Workplace Mistreatment in Medicine

October 18, 2021
workplacemistreatment

Workplace mistreatment is a widespread issue, occurring in all subspecialties in medicine and at all levels of the medical hierarchy. Mistreatment includes discrimination, verbal or physical abuse, and sexual harassment. More subtle forms may include micro-aggressions or gaslighting arising from conscious or unconscious bias. Mistreatment toward medical professionals may lead to burnout, which is defined by the World Health Organization as emotional exhaustion and fatigue. Burnout can contribute to depression and suicidal ideation, which increases the risk for suicide completion. 28% of resident physicians experience a major depressive episode during training compared to 7-8% of similarly aged adults in the U.S. general population1. An estimated 300 physicians die by suicide every year at nearly twice the rate of the general population1. Not only is physician mistreatment detrimental to the physicians, but it also negatively impacts patient care. Long-term effects cause suboptimal care practices, medical and medication errors, and decreased patient satisfaction with medical care5. It is important to understand the causes and components leading to these statistics in order to prevent them in the future.

Among resident physicians, commonly reported examples of workplace mistreatment include gender discrimination, racial discrimination, verbal abuse and sexual harrassment.2 In a 2020 meta-analysis, researchers found 64.1% of resident physicians experienced some form of intimidation, harassment, or discrimination.3 The most common forms of mistreatment were verbal, physical, and sexual abuse. The people who most frequently caused the mistreatment were relatives or friends of patients, nurses, and patients. In another study, researchers found similar results with the additional conclusion that women experienced more gender discrimination and sexual harassment. Patients and their families more often discriminated by gender while attending physicians were reported more for sexual harassment and abuse.2

Even after completion of residency training, attending physicians can experience workplace mistreatment. A 2021 cross-sectional study surveyed nearly 600 attending anesthesiologists about microaggressions. 94% of female physicians reported experiencing sexist microaggressions of hearing or seeing degrading female terms and images. 81% of minority physicians experienced racial and ethnic microaggressions. Of note, levels of burnout were higher among female and minority physicians, associating increased workplace mistreatment with increased levels of burnout.

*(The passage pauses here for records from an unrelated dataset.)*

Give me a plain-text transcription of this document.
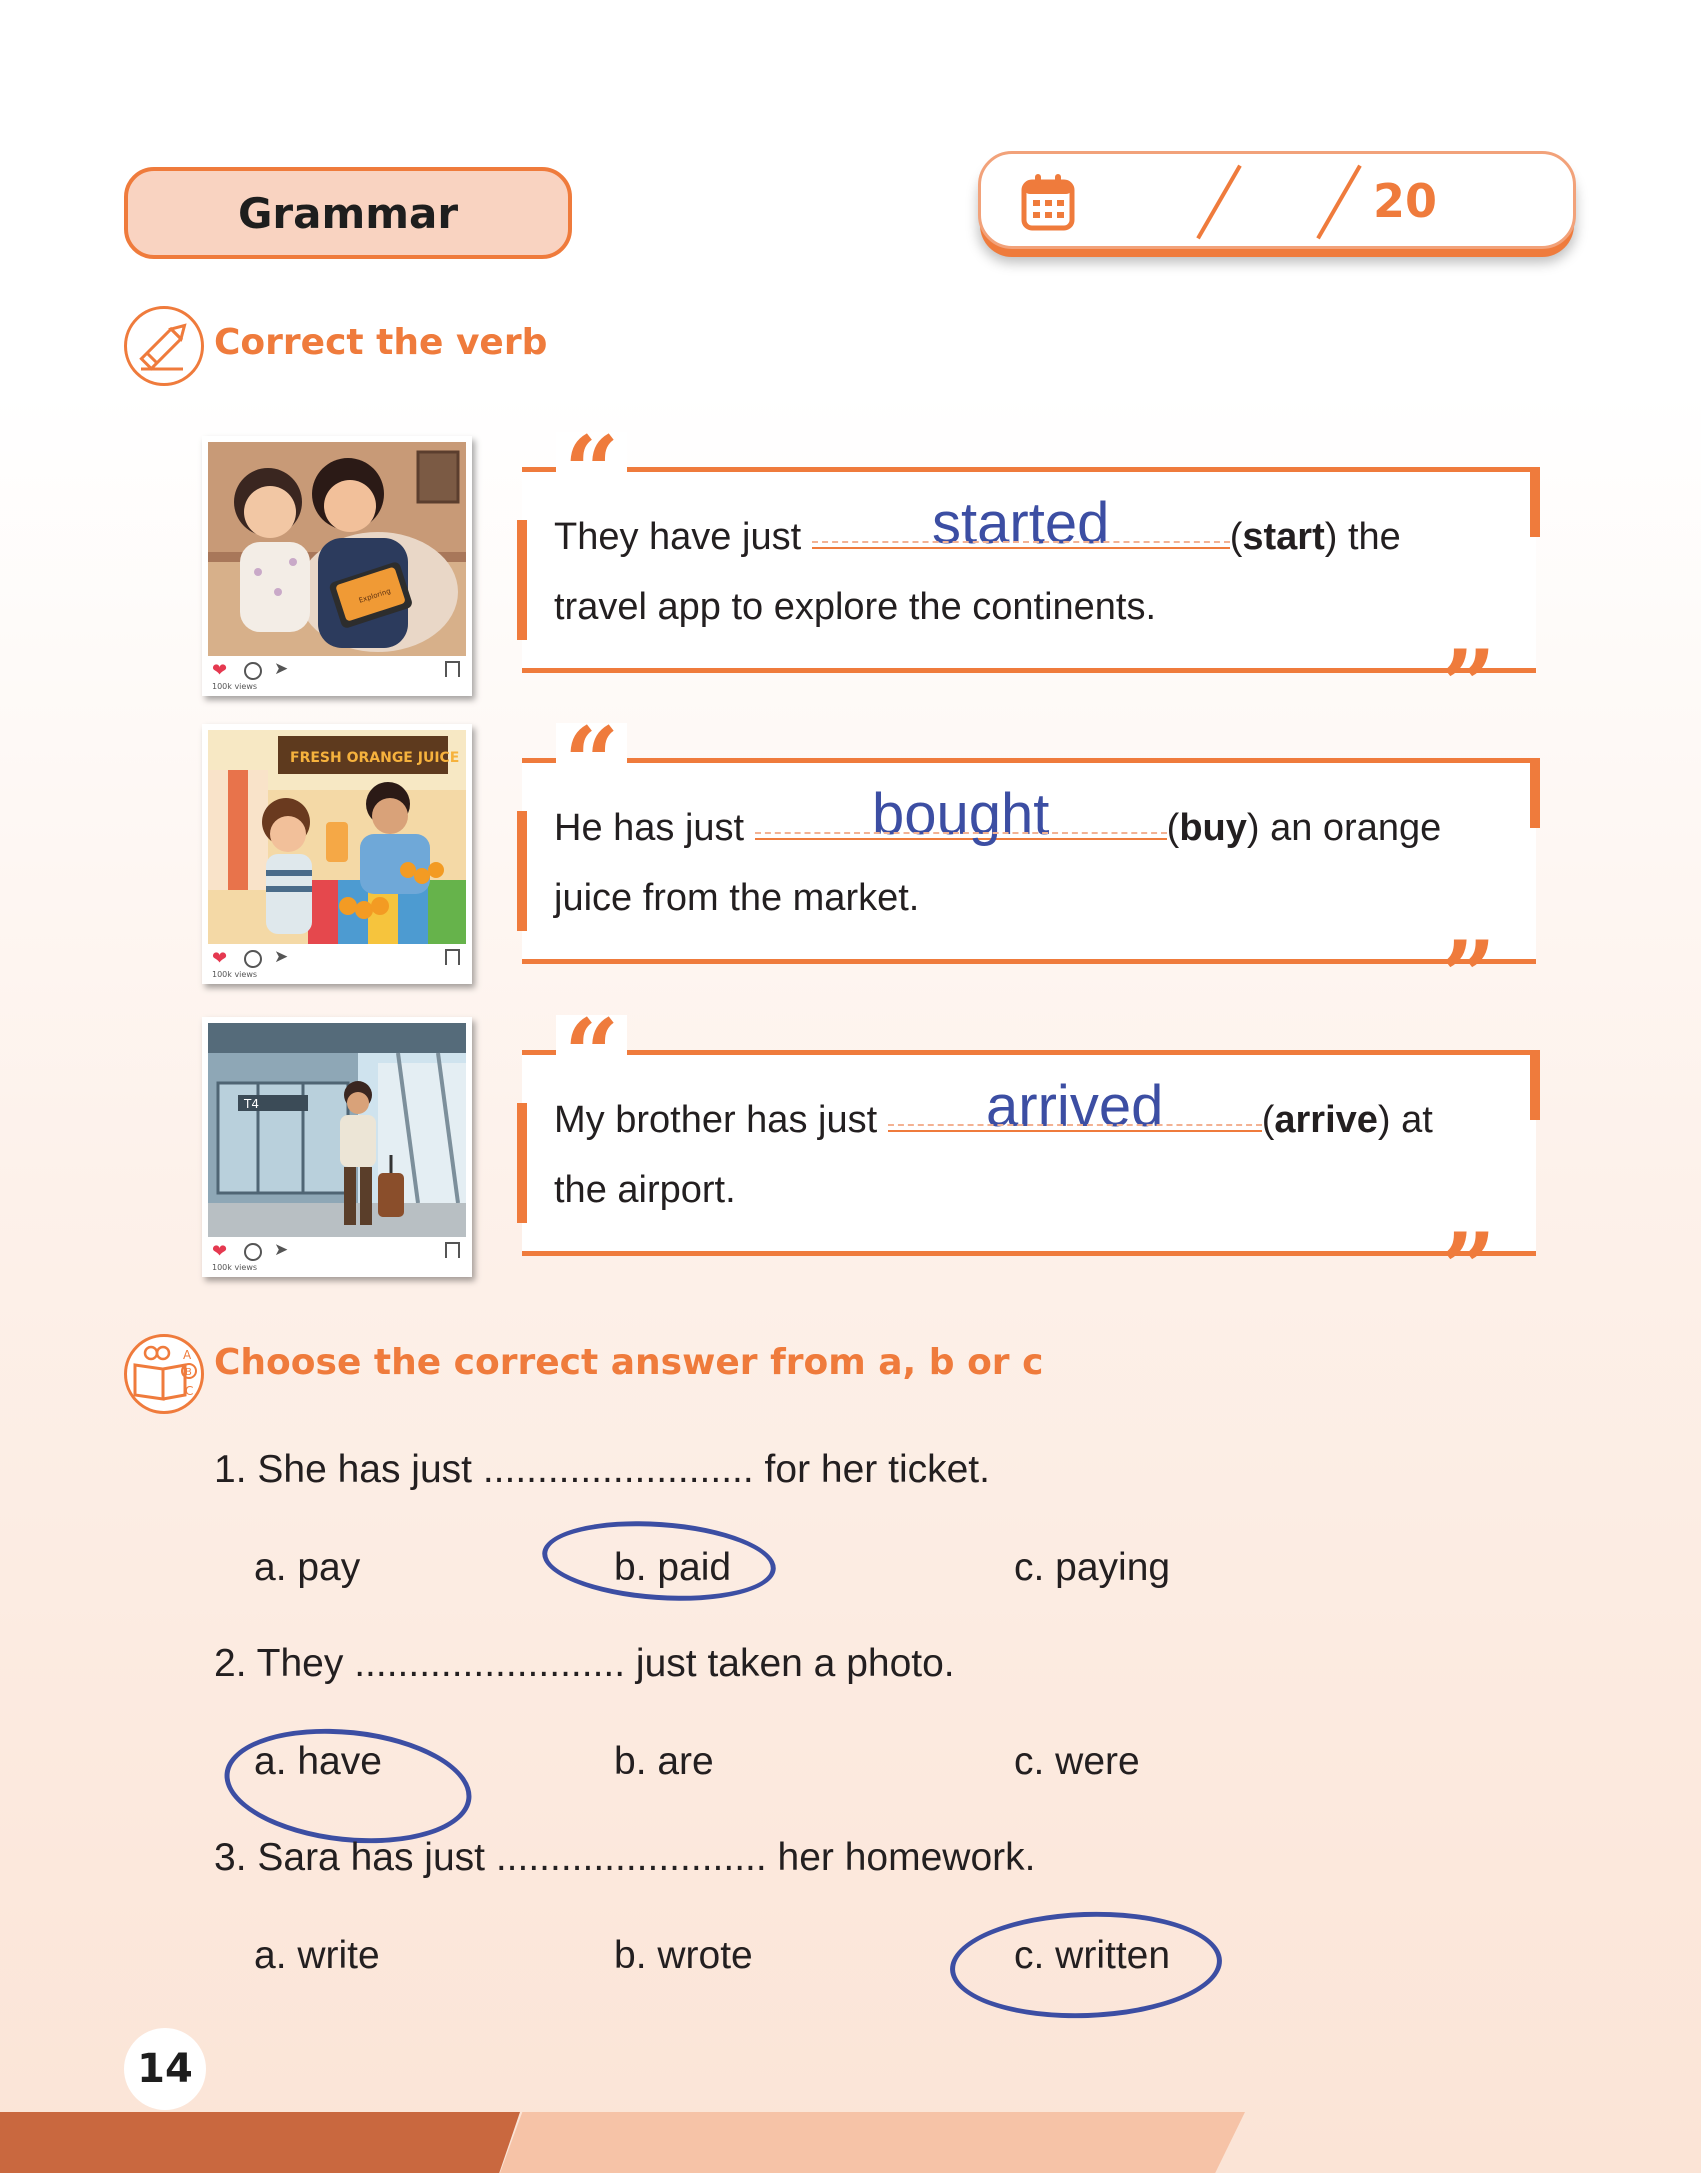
Grammar	20
Correct the verb
Exploring
❤	➤
100k views
FRESH ORANGE JUICE
❤	➤
100k views
T4
❤	➤
100k views
“
”
They have just	started	(start) the
travel app to explore the continents.
“
”
He has just	bought	(buy) an orange
juice from the market.
“
”
My brother has just	arrived	(arrive) at
the airport.
A
B
C
Choose the correct answer from a, b or c
1. She has just ......................... for her ticket.
a. pay	b. paid	c. paying
2. They ......................... just taken a photo.
a. have	b. are	c. were
3. Sara has just ......................... her homework.
a. write	b. wrote	c. written
14
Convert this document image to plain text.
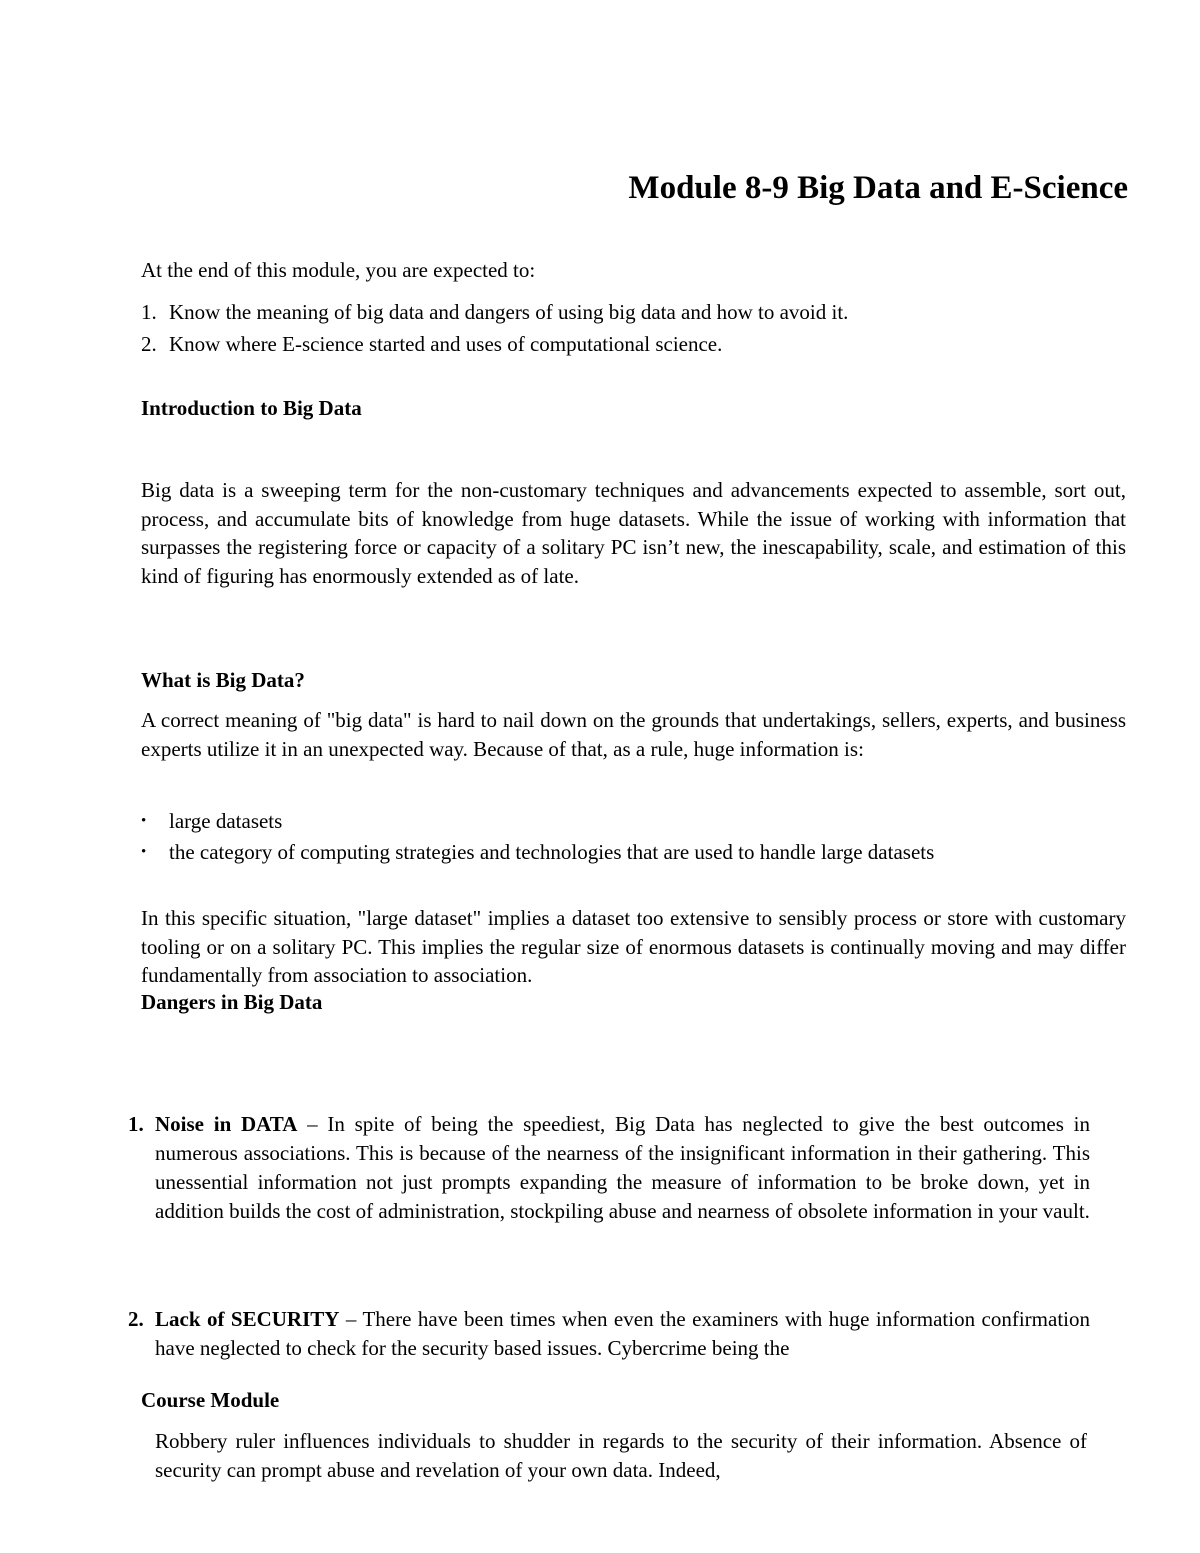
Module 8-9 Big Data and E-Science

At the end of this module, you are expected to:

1. Know the meaning of big data and dangers of using big data and how to avoid it.
2. Know where E-science started and uses of computational science.
Introduction to Big Data

Big data is a sweeping term for the non-customary techniques and advancements expected to assemble, sort out, process, and accumulate bits of knowledge from huge datasets. While the issue of working with information that surpasses the registering force or capacity of a solitary PC isn’t new, the inescapability, scale, and estimation of this kind of figuring has enormously extended as of late.

What is Big Data?

A correct meaning of "big data" is hard to nail down on the grounds that undertakings, sellers, experts, and business experts utilize it in an unexpected way. Because of that, as a rule, huge information is:

•	large datasets
•	the category of computing strategies and technologies that are used to handle large datasets

In this specific situation, "large dataset" implies a dataset too extensive to sensibly process or store with customary tooling or on a solitary PC. This implies the regular size of enormous datasets is continually moving and may differ fundamentally from association to association.

Dangers in Big Data
1. Noise in DATA – In spite of being the speediest, Big Data has neglected to give the best outcomes in numerous associations. This is because of the nearness of the insignificant information in their gathering. This unessential information not just prompts expanding the measure of information to be broke down, yet in addition builds the cost of administration, stockpiling abuse and nearness of obsolete information in your vault.
2. Lack of SECURITY – There have been times when even the examiners with huge information confirmation have neglected to check for the security based issues. Cybercrime being the
Course Module

Robbery ruler influences individuals to shudder in regards to the security of their information. Absence of security can prompt abuse and revelation of your own data. Indeed,
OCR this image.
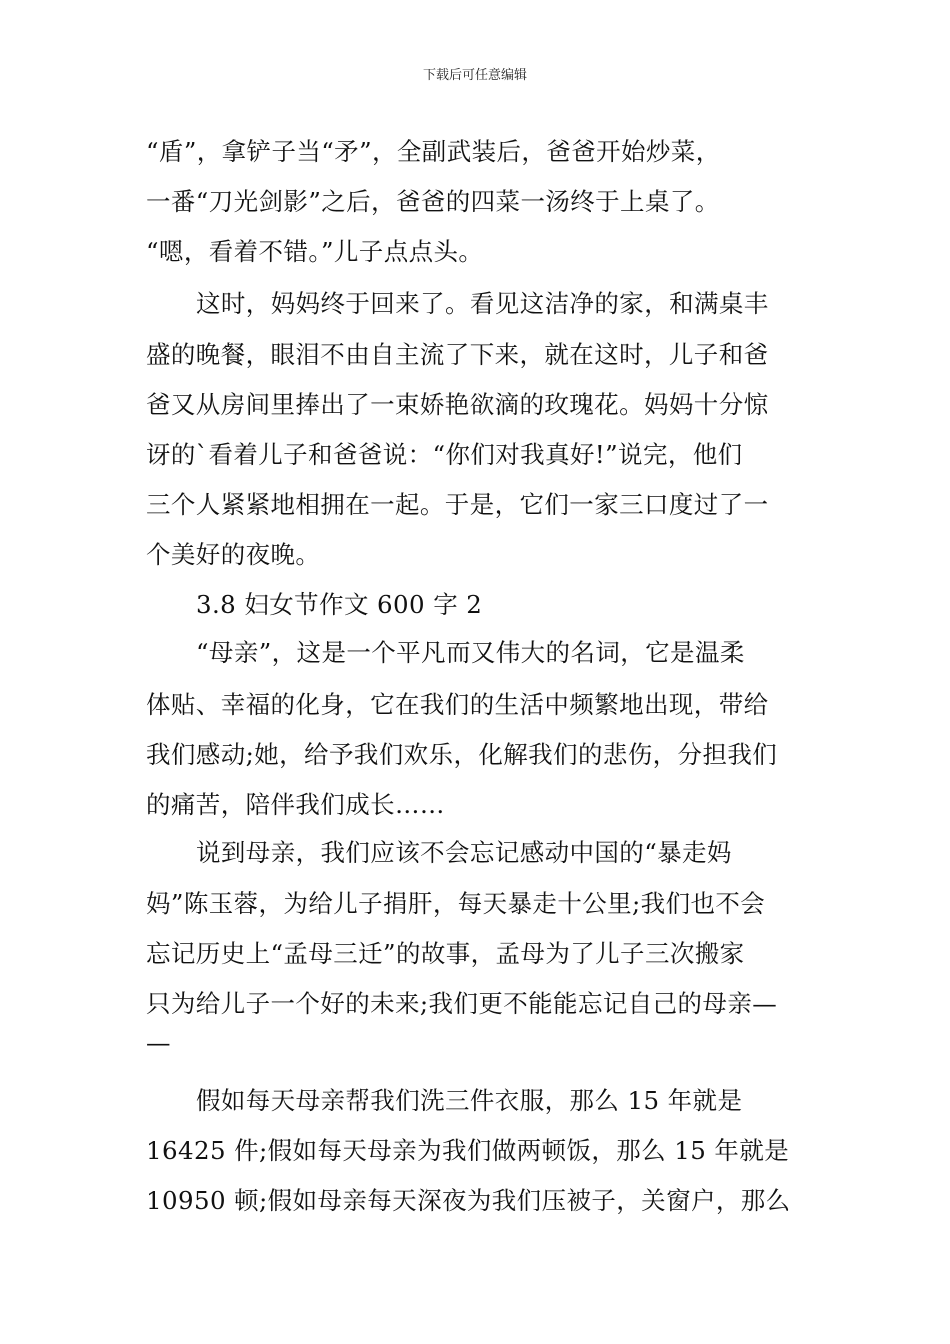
下载后可任意编辑
“盾”，拿铲子当“矛”，全副武装后，爸爸开始炒菜，
一番“刀光剑影”之后，爸爸的四菜一汤终于上桌了。
“嗯，看着不错。”儿子点点头。
这时，妈妈终于回来了。看见这洁净的家，和满桌丰
盛的晚餐，眼泪不由自主流了下来，就在这时，儿子和爸
爸又从房间里捧出了一束娇艳欲滴的玫瑰花。妈妈十分惊
讶的`看着儿子和爸爸说：“你们对我真好!”说完，他们
三个人紧紧地相拥在一起。于是，它们一家三口度过了一
个美好的夜晚。
3.8 妇女节作文 600 字 2
“母亲”，这是一个平凡而又伟大的名词，它是温柔
体贴、幸福的化身，它在我们的生活中频繁地出现，带给
我们感动;她，给予我们欢乐，化解我们的悲伤，分担我们
的痛苦，陪伴我们成长……
说到母亲，我们应该不会忘记感动中国的“暴走妈
妈”陈玉蓉，为给儿子捐肝，每天暴走十公里;我们也不会
忘记历史上“孟母三迁”的故事，孟母为了儿子三次搬家
只为给儿子一个好的未来;我们更不能能忘记自己的母亲—
—
假如每天母亲帮我们洗三件衣服，那么 15 年就是
16425 件;假如每天母亲为我们做两顿饭，那么 15 年就是
10950 顿;假如母亲每天深夜为我们压被子，关窗户，那么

One way to combat workplace mistreatment in medicine is to educate all levels of healthcare workers about what abuse looks like and empower them to be “upstanders” instead of passive bystanders.5 Strategies include educating healthcare workers on how to intervene when they observe abuse or mistreatment, either through direct or indirect intervention. Direct intervention involves acknowledging abuse or micro-aggressions and starting a conversation about it such as saying, “I heard you say this, which makes me feel…”. By addressing the behavior, the perpetrator may realize the behavior is unacceptable in the workplace and can self-reflect on the perspective that led them to behave in that manner. Indirect intervention redirects attention by shifting the conversation to other topics, which may be a valuable tool when bystanders do not feel comfortable directly addressing the perpetrator. With widespread education, time, and cultural change, hopefully, the prevalence of workplace mistreatment will decrease, leading to downstream effects of better mental health for medical professionals in the future.

References

  1. American Foundation for Suicide Prevention. (n.d.). 10 Facts About Physician Suicide and Mental Health [Brochure]. New York, NY: Author.
  2. Mata DA, Ramos MA, Bansal N, Khan R, Guille C, Angelantonio ED, Sen S. (2015). Prevalence of Depression and Depressive Symptoms among Resident Physicians. JAMA, 314(22), 2373. doi:10.1001/jama.2015.15845. PMID: 26647259; PMCID: PMC4866499.
  3. Bahji A, Altomare J. Prevalence of intimidation, harassment, and discrimination among resident physicians: a systematic review and meta-analysis. Can Med Educ J. 2020 Mar 16;11(1):e97-e123. doi: 10.36834/cmej.57019. PMID: 32215147; PMCID: PMC7082478.
  4. Sudol NT, Guaderrama NM, Honsberger P, Weiss J, Li Q, Whitcomb EL. Prevalence and Nature of Sexist and Racial/Ethnic Microaggressions Against Surgeons and Anesthesiologists. JAMA Surg. 2021 May 1;156(5):e210265. doi: 10.1001/jamasurg.2021.0265. Epub 2021 May 12. PMID: 33760000; PMCID: PMC7992024.
  5. Ehie O, Muse I, Hill L, Bastien A. Professionalism: microaggression in the healthcare setting. Curr Opin Anaesthesiol. 2021 Apr 1;34(2):131-136. doi: 10.1097/ACO.0000000000000966. PMID: 33630771; PMCID: PMC7984763.